Advisor: Ray Friedman

We investigated two connected research questions: can language models make transcript coding more scalable without hiding uncertainty, and can controlled agents expand the range of negotiation scenarios that researchers are able to study?

Coding negotiation transcripts

The first research track turns unstructured negotiation transcripts into structured observations while keeping the coding scheme and uncertain cases visible to researchers.

  • What it codes: It assigns predefined labels, such as "Substantiation" or "Providing Information," to transcript segments according to a researcher's coding scheme.
  • How we assessed consistency: It repeats the coding pass five times, measures agreement among the outputs, and reports a consistency score so researchers can inspect uncertain cases rather than accepting every label at face value.
  • What the evaluation found: In the reported study setting, the estimated cost of coding one transcript fell from more than $5,000 to $3, while measured human–AI agreement increased from 30% to 80%.

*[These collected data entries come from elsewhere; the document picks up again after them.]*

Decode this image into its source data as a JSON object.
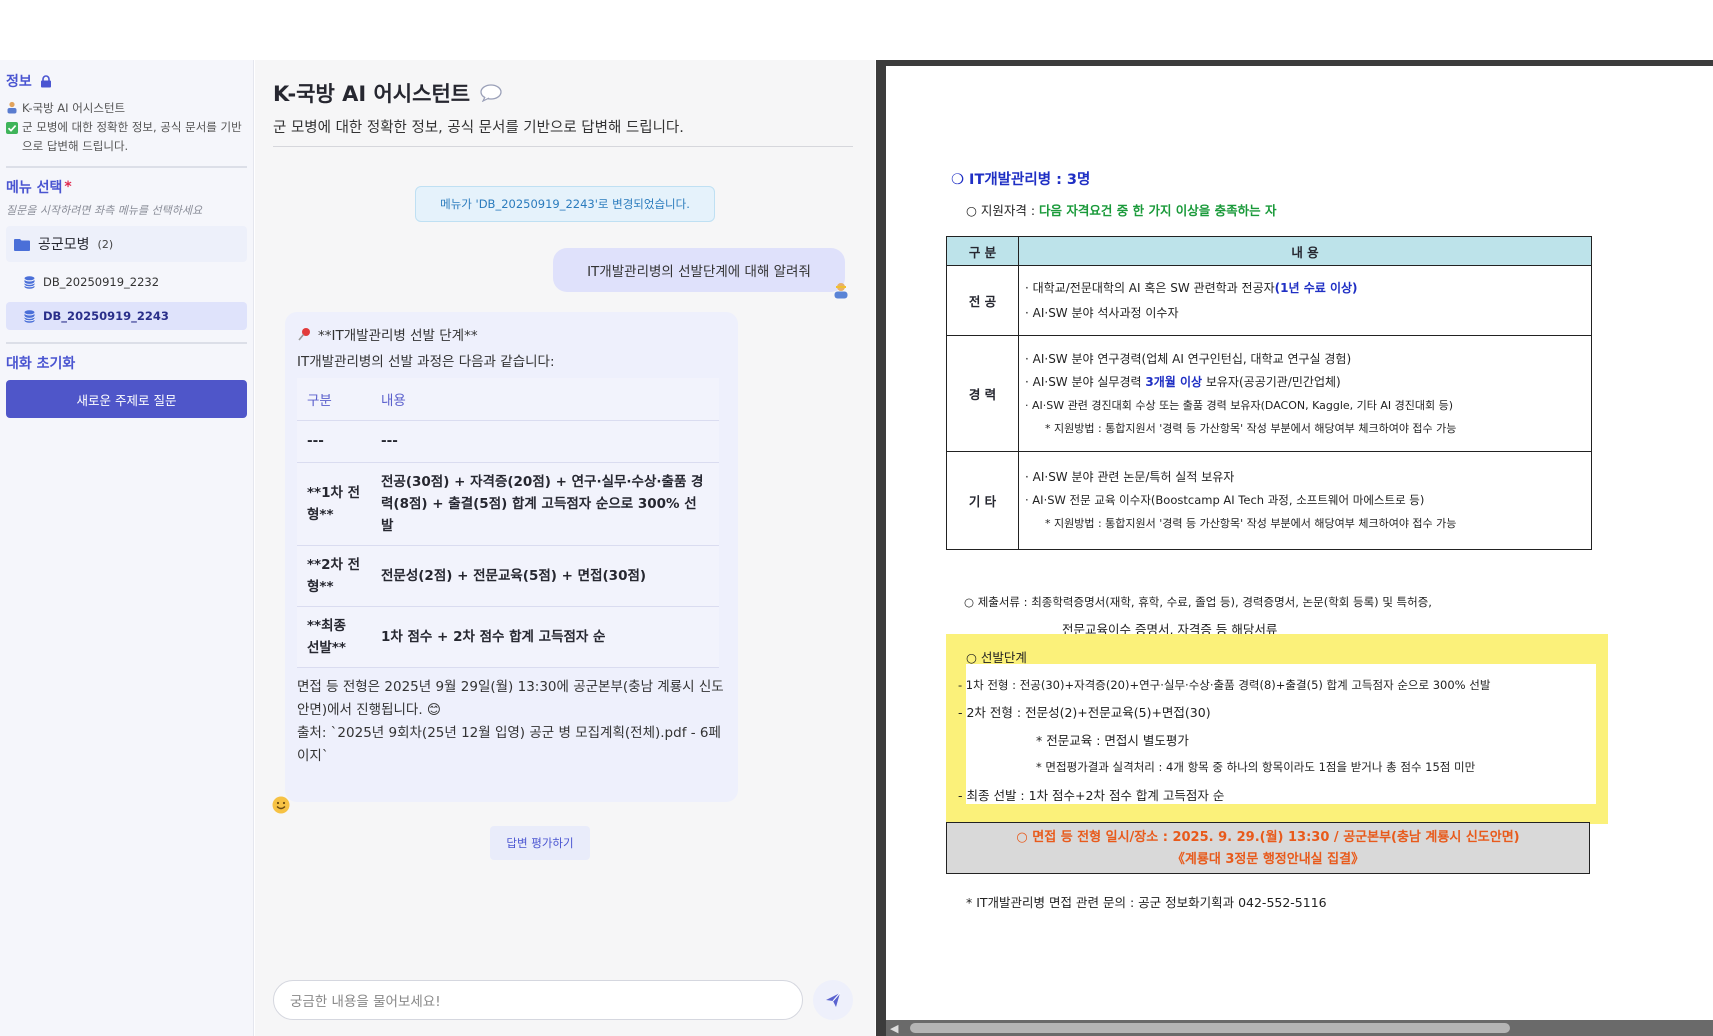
{
  "sidebar": {
    "info_title": "정보",
    "info_line1": "K-국방 AI 어시스턴트",
    "info_line2": "군 모병에 대한 정확한 정보, 공식 문서를 기반으로 답변해 드립니다.",
    "menu_title": "메뉴 선택",
    "required_mark": "*",
    "menu_hint": "질문을 시작하려면 좌측 메뉴를 선택하세요",
    "folder_label": "공군모병",
    "folder_count": "(2)",
    "db_items": [
      {
        "label": "DB_20250919_2232",
        "active": false
      },
      {
        "label": "DB_20250919_2243",
        "active": true
      }
    ],
    "reset_title": "대화 초기화",
    "new_topic_button": "새로운 주제로 질문"
  },
  "main": {
    "title": "K-국방 AI 어시스턴트",
    "subtitle": "군 모병에 대한 정확한 정보, 공식 문서를 기반으로 답변해 드립니다.",
    "system_message": "메뉴가 'DB_20250919_2243'로 변경되었습니다.",
    "user_message": "IT개발관리병의 선발단계에 대해 알려줘",
    "bot": {
      "heading": "**IT개발관리병 선발 단계**",
      "intro": "IT개발관리병의 선발 과정은 다음과 같습니다:",
      "table_headers": [
        "구분",
        "내용"
      ],
      "rows": [
        {
          "c1": "---",
          "c2": "---"
        },
        {
          "c1": "**1차 전형**",
          "c2": "전공(30점) + 자격증(20점) + 연구·실무·수상·출품 경력(8점) + 출결(5점) 합계 고득점자 순으로 300% 선발"
        },
        {
          "c1": "**2차 전형**",
          "c2": "전문성(2점) + 전문교육(5점) + 면접(30점)"
        },
        {
          "c1": "**최종 선발**",
          "c2": "1차 점수 + 2차 점수 합계 고득점자 순"
        }
      ],
      "footer1": "면접 등 전형은 2025년 9월 29일(월) 13:30에 공군본부(충남 계룡시 신도안면)에서 진행됩니다. 😊",
      "footer2": "출처: `2025년 9회차(25년 12월 입영) 공군 병 모집계획(전체).pdf - 6페이지`"
    },
    "rate_button": "답변 평가하기",
    "input_placeholder": "궁금한 내용을 물어보세요!"
  },
  "pdf": {
    "heading": "❍ IT개발관리병 : 3명",
    "qual_prefix": "○ 지원자격 : ",
    "qual_green": "다음 자격요건 중 한 가지 이상을 충족하는 자",
    "table_headers": [
      "구 분",
      "내    용"
    ],
    "major_cat": "전 공",
    "major_line1_a": "· 대학교/전문대학의 AI 혹은 SW 관련학과 전공자",
    "major_line1_b": "(1년 수료 이상)",
    "major_line2": "· AI·SW 분야 석사과정 이수자",
    "career_cat": "경 력",
    "career_line1": "· AI·SW 분야 연구경력(업체 AI 연구인턴십, 대학교 연구실 경험)",
    "career_line2_a": "· AI·SW 분야 실무경력 ",
    "career_line2_b": "3개월 이상",
    "career_line2_c": " 보유자(공공기관/민간업체)",
    "career_line3": "· AI·SW 관련 경진대회 수상 또는 출품 경력 보유자(DACON, Kaggle, 기타 AI 경진대회 등)",
    "career_note": "* 지원방법 : 통합지원서 '경력 등 가산항목' 작성 부분에서 해당여부 체크하여야 접수 가능",
    "etc_cat": "기 타",
    "etc_line1": "· AI·SW 분야 관련 논문/특허 실적 보유자",
    "etc_line2": "· AI·SW 전문 교육 이수자(Boostcamp AI Tech 과정, 소프트웨어 마에스트로 등)",
    "etc_note": "* 지원방법 : 통합지원서 '경력 등 가산항목' 작성 부분에서 해당여부 체크하여야 접수 가능",
    "docs_line1": "○  제출서류 : 최종학력증명서(재학, 휴학, 수료, 졸업 등), 경력증명서, 논문(학회 등록) 및 특허증,",
    "docs_line2": "전문교육이수 증명서,  자격증 등 해당서류",
    "steps_title": "○ 선발단계",
    "step1": "- 1차 전형 : 전공(30)+자격증(20)+연구·실무·수상·출품 경력(8)+출결(5) 합계 고득점자 순으로 300% 선발",
    "step2": "- 2차 전형 : 전문성(2)+전문교육(5)+면접(30)",
    "step2_note1": "* 전문교육 : 면접시 별도평가",
    "step2_note2": "* 면접평가결과 실격처리 : 4개 항목 중 하나의 항목이라도 1점을 받거나 총 점수 15점 미만",
    "step3": "- 최종 선발 : 1차 점수+2차 점수 합계 고득점자 순",
    "interview_line1": "○ 면접 등 전형 일시/장소 : 2025. 9. 29.(월) 13:30 / 공군본부(충남 계룡시 신도안면)",
    "interview_line2": "《계룡대 3정문 행정안내실 집결》",
    "contact": "* IT개발관리병 면접 관련 문의 : 공군 정보화기획과 042-552-5116"
  },
  "colors": {
    "accent": "#4a55d1",
    "button": "#4f56c9",
    "highlight": "#fbf17a",
    "pdf_blue": "#1f2fc4",
    "pdf_green": "#1a9a3a",
    "pdf_orange": "#e85a1b"
  },
  "icons": [
    "lock-icon",
    "person-icon",
    "check-icon",
    "folder-icon",
    "database-icon",
    "speech-bubble-icon",
    "pin-icon",
    "smile-icon",
    "send-icon"
  ]
}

Developing the system required careful preprocessing of a curated transcript dataset. We compared multiple GPT-4 and Claude 2/3 variants, then evaluated how prompt design, in-context examples, and scoring choices affected coding quality and consistency. This framing matters because repeated model agreement is a diagnostic signal, not proof that a label is correct; human review remains important when the coding scheme is ambiguous or the runs disagree.

The work was presented at the 2025 AI Negotiation Summit at Harvard and MIT.

Simulating negotiation scenarios

The second research track explores LLM agents that negotiate under assigned experimental conditions. The objective is to generate varied transcripts while preserving researcher control over the factors being studied. If validated against human negotiation data, this approach could reduce data-collection cost and make a wider range of scenarios practical to test; synthetic realism alone would not establish external validity.

We conducted this work with Professor Ray Friedman and the AI Negotiation Lab research team.